At present, CV object detection frameworks have improved immensely, targeting and delivering robust performance on one aspect of an object’s structure. However, it is challenging to integrate them into one framework due to the heterogeneous nature of feature extractions from distinct representations. Therefore, the researchers have proposed BVR (Bridging Visual Representations), a generic module that is convenient to use. This module combines different visual representations in one single framework to make reasonable use of each strength.
To model the dependencies between heterogeneous features efficiently, the researchers have utilized an attention-based decoder module, similar to that in Transformer. It uses the fundamental representations in an object detector as the query input. Other visual representations serve as supporting keys that enhance the query features concerning both appearance and geometric relationships.
The researchers have incorporated two novel techniques to address the computation and memory consumption problem. The methods include a key sampling approach and a shared location embedding approach into the BVR module.
When the researchers implemented BVR to each detector, they have witnessed 1.5 – 3.0 average accuracy increases. Experiments show that BVR is useful with four prevalent object detectors RetinaNet, Faster R-CNN, FCOS, and ATSS.

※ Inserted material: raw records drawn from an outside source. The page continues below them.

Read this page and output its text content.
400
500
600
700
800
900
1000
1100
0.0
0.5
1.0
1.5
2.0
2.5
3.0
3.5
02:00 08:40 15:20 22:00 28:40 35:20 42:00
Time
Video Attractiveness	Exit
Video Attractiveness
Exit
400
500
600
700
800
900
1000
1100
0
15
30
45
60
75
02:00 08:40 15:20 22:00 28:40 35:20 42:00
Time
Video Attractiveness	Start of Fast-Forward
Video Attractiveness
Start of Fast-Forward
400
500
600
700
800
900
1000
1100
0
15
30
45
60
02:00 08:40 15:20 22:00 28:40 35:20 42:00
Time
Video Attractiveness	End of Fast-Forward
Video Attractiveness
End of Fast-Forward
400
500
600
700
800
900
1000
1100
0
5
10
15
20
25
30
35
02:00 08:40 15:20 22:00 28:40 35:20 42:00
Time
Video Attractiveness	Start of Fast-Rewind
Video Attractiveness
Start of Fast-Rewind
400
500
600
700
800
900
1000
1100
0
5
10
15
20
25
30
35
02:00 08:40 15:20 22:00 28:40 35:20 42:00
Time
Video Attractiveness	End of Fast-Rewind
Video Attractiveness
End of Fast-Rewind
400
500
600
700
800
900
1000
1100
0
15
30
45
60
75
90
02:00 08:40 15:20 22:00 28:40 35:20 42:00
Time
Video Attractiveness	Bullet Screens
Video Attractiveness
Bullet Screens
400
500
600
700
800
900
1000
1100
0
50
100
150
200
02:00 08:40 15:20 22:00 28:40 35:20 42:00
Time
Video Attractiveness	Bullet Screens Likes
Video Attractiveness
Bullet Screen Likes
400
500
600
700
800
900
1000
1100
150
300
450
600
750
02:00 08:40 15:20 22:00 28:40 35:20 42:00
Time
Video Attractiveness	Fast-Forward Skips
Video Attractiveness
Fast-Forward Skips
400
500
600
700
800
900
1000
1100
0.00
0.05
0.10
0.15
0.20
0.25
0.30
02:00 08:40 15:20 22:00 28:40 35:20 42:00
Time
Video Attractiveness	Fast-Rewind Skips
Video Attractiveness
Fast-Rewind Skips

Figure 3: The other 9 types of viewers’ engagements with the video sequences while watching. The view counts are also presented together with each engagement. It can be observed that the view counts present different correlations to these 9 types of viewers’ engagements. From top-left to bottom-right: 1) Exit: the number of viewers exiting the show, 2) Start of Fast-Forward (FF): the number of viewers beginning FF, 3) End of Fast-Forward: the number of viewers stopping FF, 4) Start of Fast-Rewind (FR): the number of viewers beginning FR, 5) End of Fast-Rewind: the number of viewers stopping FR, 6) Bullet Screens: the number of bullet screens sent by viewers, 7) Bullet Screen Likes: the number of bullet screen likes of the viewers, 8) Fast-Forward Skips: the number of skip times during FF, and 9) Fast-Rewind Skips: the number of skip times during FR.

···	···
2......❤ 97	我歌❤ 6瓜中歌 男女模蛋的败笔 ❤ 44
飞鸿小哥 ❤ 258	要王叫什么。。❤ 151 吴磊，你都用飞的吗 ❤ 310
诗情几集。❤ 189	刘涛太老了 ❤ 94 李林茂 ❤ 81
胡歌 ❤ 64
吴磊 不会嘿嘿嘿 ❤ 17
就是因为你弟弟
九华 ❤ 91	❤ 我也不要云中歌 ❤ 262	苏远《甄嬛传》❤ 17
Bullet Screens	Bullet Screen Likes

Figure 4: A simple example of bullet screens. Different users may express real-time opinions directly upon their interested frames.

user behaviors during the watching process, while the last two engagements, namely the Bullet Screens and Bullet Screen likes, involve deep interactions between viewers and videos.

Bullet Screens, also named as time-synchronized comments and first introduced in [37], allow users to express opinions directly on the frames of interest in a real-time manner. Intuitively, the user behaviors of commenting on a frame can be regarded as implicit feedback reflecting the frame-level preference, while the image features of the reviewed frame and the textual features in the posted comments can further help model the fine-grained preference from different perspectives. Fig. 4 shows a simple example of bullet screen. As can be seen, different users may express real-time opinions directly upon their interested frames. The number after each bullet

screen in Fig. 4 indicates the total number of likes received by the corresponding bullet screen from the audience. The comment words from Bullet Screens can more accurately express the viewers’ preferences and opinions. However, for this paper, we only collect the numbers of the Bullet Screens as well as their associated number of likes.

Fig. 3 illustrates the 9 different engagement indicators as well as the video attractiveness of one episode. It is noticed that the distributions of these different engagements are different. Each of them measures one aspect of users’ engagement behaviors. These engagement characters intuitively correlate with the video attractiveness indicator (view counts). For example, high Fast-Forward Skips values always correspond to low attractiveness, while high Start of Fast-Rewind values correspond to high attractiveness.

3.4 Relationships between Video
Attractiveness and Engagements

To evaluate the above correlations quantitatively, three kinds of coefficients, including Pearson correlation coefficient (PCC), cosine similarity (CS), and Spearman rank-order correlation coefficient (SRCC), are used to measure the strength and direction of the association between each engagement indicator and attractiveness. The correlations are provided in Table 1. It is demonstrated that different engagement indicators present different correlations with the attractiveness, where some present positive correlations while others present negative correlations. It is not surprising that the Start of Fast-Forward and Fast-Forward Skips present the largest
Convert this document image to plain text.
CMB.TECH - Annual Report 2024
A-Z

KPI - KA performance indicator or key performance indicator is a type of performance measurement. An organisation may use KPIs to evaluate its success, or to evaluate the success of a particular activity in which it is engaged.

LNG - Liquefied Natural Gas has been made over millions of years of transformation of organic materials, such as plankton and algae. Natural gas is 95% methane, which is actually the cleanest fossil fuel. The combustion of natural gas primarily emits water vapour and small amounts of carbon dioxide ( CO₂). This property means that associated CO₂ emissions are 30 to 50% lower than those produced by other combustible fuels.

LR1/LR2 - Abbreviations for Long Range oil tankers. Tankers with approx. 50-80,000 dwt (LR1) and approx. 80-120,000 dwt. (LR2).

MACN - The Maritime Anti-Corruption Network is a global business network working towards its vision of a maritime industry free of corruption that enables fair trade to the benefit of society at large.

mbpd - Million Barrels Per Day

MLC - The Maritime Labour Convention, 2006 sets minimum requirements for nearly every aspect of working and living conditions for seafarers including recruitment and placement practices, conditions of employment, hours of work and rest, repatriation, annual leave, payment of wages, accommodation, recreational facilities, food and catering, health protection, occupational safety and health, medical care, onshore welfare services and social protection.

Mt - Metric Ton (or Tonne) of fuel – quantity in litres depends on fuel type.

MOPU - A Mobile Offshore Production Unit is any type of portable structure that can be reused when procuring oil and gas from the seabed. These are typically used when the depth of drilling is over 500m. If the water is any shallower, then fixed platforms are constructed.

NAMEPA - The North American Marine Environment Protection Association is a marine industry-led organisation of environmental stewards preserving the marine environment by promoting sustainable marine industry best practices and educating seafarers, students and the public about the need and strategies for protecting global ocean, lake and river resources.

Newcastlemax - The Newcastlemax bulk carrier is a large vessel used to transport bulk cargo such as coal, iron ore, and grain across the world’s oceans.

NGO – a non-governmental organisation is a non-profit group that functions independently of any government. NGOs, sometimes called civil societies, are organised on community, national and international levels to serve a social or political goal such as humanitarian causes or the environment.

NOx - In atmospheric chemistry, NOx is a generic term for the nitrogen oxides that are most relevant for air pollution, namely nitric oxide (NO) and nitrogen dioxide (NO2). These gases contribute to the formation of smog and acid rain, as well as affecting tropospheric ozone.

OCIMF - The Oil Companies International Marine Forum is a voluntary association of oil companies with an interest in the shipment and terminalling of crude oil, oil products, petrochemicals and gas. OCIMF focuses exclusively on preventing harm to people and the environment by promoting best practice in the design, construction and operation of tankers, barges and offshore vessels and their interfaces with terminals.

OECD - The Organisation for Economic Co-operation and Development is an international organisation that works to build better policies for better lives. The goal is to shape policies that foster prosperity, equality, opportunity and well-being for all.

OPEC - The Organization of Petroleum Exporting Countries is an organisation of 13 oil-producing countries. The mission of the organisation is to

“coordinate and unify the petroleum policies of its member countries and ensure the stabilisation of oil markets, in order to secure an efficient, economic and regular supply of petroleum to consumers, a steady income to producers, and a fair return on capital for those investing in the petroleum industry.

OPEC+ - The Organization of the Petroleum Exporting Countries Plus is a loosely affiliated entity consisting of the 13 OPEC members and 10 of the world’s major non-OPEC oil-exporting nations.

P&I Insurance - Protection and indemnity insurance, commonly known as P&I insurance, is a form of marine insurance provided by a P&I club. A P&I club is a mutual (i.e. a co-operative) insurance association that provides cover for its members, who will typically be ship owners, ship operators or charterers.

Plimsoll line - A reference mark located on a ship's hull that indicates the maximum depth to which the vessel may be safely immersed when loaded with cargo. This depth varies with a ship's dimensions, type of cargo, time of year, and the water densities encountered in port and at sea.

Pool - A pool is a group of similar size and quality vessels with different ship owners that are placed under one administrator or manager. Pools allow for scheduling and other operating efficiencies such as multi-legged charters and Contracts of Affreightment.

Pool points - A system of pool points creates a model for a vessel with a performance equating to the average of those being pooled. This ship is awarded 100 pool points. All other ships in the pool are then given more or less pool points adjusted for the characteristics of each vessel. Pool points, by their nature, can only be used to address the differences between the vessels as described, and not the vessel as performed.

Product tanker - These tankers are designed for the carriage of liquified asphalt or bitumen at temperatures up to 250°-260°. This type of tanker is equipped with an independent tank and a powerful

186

This work aims to help researchers to develop more reliable object detection algorithms. Since object detection is an indispensable part of object-oriented, visual applications, this module can help solve the related concerns. The team states that similar to other detectors, this method can have unpredictable failures. They urge not to use it for synopses where failures can lead to crushing outcomes. This algorithm’s results can be determined on the down-stream applications. The team also advises to be cautious about data collection when using this method as it is a data-driven method, and the performance may be affected by the data’s biases.